Indonesia has traditionally been reluctant to be seen as relying on outside help to cope with disasters, and the government shunned foreign aid this year when earthquakes struck the island of Lombok.
But it has accepted help from abroad to cope with the aftermath of a 7.5 quake and tsunami that hit the west coast of Sulawesi on Sept. 28, killing at least 1,948 people.
Despite that, some foreign groups say they have faced difficulties getting entry permits to bring in staff and equipment, and there has been confusion about the rules.
Scores killed in Indonesia quake, tsunami
There have long been restrictions on the activity of foreign aid workers, and the national disaster agency, in a notice posted on Twitter, set the rules out for foreign non-governmental organisations (NGOs).
Foreign groups are not allowed to "go directly to the field" but must conduct all activities "in partnership with local partners", it said.
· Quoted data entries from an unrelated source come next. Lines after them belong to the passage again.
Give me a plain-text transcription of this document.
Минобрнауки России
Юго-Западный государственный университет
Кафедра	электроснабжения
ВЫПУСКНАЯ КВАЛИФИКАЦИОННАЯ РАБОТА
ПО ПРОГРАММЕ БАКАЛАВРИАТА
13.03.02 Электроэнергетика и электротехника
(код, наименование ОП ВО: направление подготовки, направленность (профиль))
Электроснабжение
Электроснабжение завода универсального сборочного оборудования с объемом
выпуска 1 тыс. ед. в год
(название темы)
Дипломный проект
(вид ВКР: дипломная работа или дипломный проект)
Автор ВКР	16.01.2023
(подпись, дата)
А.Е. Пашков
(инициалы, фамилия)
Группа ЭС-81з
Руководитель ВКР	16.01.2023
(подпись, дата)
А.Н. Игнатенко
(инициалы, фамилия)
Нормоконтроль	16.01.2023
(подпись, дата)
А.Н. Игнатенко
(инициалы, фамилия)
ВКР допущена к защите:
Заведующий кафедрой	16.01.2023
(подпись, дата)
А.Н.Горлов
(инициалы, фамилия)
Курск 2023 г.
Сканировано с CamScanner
"Foreign citizens who are working with foreign NGOs are not allowed to conduct any activity on the sites affected," it said.
"Foreign NGOs who have deployed its foreign personnel are advised to retrieve their personnel immediately," the agency said in its English-language notice.
The official death toll in Sulawesi stood at 1,948 on Tuesday, with most of the fatalities in Palu, a small city that bore the brunt of the disaster.
No one knows how many people are missing, especially in areas of southern Palu devastated by soil liquefaction, but it could be as high as 5,000, the national disaster agency said.
About 70,000 people have been displaced.